Toddler: masters of evasion

“Why are you crying?”

Mummy took my trains away

“Why did she do that?”

“I was sad.”

Why did mummy take the trains though?”

“She made me so sad.”

“I can see that.”

Why did I take your trains though Harry? I gave you a choice”

“I was crying.”

“So why did mummy take them away?”

“I gave you a choice Harry. I said you could either pick up the ones you’d thrown across the kitchen and turn them off or I would pick them up and then take them away. What did you choose?”

Where did your fizzy lemon go Daddy?

“I drank it. But hang on. Harry. TELL DADDY. WHY DID MUMMY TAKE YOUR TRAINS AWAY?”

“My fizzy lemon is in the kitchen. You want to come with me?”

“I have to do work. Why doesn’t Mummy go with you.”

Mummy needs to sit here. Daddy, come.”

“Daddy has to work. Go and show mummy.”

You play trains daddy?

“But Mummy took your trains away.”

You play football mummy?”


This. This is why toddler should be in government. This is why they should be lawyers. This is why they should be in advertising. This is why I’m amazed they are not taking over the world.

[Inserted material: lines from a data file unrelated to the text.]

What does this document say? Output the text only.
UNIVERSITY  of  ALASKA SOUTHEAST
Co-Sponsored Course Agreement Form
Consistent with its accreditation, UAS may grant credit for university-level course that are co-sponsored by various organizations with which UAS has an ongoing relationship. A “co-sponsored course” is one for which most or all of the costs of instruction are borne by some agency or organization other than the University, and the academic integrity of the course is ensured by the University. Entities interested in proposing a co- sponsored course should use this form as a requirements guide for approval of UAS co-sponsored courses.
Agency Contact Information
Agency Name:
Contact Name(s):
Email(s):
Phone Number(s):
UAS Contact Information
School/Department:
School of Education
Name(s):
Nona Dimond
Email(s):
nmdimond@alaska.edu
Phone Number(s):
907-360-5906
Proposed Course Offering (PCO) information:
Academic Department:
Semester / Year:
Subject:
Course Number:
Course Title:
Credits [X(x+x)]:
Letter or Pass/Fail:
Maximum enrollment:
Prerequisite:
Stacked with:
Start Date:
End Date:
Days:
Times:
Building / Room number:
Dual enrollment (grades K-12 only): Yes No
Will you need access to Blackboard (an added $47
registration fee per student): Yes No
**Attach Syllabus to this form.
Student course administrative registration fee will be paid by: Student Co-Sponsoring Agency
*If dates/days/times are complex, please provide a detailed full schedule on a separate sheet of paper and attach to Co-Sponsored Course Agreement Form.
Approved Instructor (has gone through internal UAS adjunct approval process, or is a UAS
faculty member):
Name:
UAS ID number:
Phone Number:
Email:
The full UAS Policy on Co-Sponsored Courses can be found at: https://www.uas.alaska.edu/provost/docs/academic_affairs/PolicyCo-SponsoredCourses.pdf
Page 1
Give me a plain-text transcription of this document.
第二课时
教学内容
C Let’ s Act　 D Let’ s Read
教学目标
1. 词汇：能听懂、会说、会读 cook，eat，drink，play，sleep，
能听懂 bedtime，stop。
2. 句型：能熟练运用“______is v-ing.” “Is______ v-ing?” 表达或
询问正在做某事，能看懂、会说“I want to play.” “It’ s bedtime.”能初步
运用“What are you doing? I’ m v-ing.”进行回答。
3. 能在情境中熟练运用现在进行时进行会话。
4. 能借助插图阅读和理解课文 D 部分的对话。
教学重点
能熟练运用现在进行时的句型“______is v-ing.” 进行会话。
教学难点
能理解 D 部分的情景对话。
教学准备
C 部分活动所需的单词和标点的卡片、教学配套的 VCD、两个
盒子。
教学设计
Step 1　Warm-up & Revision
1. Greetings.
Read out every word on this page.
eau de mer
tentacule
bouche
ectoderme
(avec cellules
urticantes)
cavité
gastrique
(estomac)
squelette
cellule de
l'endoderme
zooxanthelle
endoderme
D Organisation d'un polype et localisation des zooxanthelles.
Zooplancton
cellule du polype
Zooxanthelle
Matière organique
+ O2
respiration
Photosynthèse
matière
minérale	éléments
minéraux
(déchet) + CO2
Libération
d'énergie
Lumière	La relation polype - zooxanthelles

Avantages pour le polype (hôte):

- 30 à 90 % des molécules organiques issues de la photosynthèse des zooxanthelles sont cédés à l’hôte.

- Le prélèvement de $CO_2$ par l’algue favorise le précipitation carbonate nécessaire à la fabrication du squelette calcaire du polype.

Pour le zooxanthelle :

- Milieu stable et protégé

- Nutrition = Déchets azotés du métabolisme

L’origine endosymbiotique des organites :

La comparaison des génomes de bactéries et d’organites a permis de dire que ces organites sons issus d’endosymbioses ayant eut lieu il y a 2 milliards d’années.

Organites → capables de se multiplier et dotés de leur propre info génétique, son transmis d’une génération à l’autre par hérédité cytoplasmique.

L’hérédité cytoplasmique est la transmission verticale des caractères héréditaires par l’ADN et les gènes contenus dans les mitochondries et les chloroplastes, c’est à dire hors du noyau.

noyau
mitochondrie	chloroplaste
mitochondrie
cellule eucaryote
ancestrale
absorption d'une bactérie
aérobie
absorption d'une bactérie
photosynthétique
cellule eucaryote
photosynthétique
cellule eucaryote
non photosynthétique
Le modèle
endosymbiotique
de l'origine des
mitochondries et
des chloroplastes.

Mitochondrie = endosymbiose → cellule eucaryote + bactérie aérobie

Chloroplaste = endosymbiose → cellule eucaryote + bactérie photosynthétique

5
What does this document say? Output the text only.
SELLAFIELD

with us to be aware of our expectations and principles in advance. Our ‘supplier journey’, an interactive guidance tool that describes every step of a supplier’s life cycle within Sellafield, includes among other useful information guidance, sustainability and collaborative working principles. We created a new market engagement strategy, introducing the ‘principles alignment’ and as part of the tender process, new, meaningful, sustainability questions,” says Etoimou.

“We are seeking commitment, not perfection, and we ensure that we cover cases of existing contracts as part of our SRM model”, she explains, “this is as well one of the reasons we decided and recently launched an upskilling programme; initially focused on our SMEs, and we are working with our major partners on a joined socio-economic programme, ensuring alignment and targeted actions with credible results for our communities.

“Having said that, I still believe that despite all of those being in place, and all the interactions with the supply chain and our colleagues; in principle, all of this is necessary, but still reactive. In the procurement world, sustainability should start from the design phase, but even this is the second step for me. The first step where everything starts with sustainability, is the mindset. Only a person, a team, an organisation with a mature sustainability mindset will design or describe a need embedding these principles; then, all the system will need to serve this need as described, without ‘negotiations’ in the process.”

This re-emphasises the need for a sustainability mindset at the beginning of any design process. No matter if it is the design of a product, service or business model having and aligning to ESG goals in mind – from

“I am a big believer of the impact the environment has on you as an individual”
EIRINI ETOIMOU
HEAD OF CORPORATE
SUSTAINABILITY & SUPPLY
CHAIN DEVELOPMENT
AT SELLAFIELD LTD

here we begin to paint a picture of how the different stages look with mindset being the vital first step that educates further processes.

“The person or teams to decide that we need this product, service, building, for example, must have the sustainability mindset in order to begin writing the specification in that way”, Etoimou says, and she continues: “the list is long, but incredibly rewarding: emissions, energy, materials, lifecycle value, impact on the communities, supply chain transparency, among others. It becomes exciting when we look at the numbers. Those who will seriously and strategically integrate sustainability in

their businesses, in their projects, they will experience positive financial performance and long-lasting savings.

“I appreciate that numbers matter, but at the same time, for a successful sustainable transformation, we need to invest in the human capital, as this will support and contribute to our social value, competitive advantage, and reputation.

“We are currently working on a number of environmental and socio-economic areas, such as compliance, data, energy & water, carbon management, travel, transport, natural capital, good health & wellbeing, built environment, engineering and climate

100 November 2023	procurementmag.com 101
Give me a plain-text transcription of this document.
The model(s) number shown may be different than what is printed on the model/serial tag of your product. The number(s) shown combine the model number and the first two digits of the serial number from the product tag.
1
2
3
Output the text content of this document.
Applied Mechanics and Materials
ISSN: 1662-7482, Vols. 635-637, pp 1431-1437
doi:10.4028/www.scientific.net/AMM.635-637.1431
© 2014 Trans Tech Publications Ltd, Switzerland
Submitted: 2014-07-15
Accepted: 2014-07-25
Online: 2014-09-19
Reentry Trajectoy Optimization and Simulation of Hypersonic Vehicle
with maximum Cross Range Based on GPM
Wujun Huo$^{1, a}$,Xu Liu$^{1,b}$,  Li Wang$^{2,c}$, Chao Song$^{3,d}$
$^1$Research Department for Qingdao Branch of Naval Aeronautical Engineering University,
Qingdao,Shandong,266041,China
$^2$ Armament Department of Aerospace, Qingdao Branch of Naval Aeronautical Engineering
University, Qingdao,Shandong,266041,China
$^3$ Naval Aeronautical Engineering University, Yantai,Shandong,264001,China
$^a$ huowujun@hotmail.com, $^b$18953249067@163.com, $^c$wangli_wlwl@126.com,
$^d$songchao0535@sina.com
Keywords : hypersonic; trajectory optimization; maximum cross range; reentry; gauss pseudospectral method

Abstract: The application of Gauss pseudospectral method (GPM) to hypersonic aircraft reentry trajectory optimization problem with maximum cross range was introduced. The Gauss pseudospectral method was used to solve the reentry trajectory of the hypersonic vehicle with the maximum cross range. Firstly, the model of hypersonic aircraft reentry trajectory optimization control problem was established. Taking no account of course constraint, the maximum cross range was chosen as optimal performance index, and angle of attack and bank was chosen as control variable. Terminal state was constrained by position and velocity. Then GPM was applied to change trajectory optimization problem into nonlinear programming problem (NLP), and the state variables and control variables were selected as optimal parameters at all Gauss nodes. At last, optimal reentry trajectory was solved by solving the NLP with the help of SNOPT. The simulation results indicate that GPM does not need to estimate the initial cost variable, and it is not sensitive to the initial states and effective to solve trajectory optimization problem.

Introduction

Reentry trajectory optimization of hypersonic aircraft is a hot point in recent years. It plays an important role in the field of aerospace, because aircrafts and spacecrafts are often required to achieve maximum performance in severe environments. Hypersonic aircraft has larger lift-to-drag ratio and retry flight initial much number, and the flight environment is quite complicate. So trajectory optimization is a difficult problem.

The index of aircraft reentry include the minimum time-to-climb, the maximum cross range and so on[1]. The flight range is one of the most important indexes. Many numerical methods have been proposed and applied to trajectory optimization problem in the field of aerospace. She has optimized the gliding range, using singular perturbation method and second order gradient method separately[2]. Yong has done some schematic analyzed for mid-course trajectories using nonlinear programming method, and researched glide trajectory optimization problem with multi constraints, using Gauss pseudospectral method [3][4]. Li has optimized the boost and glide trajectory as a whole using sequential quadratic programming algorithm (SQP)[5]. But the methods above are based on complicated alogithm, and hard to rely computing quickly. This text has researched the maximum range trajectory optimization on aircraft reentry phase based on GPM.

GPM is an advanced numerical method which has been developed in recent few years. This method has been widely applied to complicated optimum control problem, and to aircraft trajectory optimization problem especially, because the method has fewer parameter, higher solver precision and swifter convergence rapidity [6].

Mind games. Evading every question. Mastery in diversion. You leave every conversation having agreed to an extension on bedtime, cupcakes as snacks and an Amazon order of 5 wooden locomotives to compliment the 46 others he has.

Anyone else? Please say I’m not the only one under the thumb of a three-year-old spin doctor. Share with me your stories of manipulation and diversionary tactics.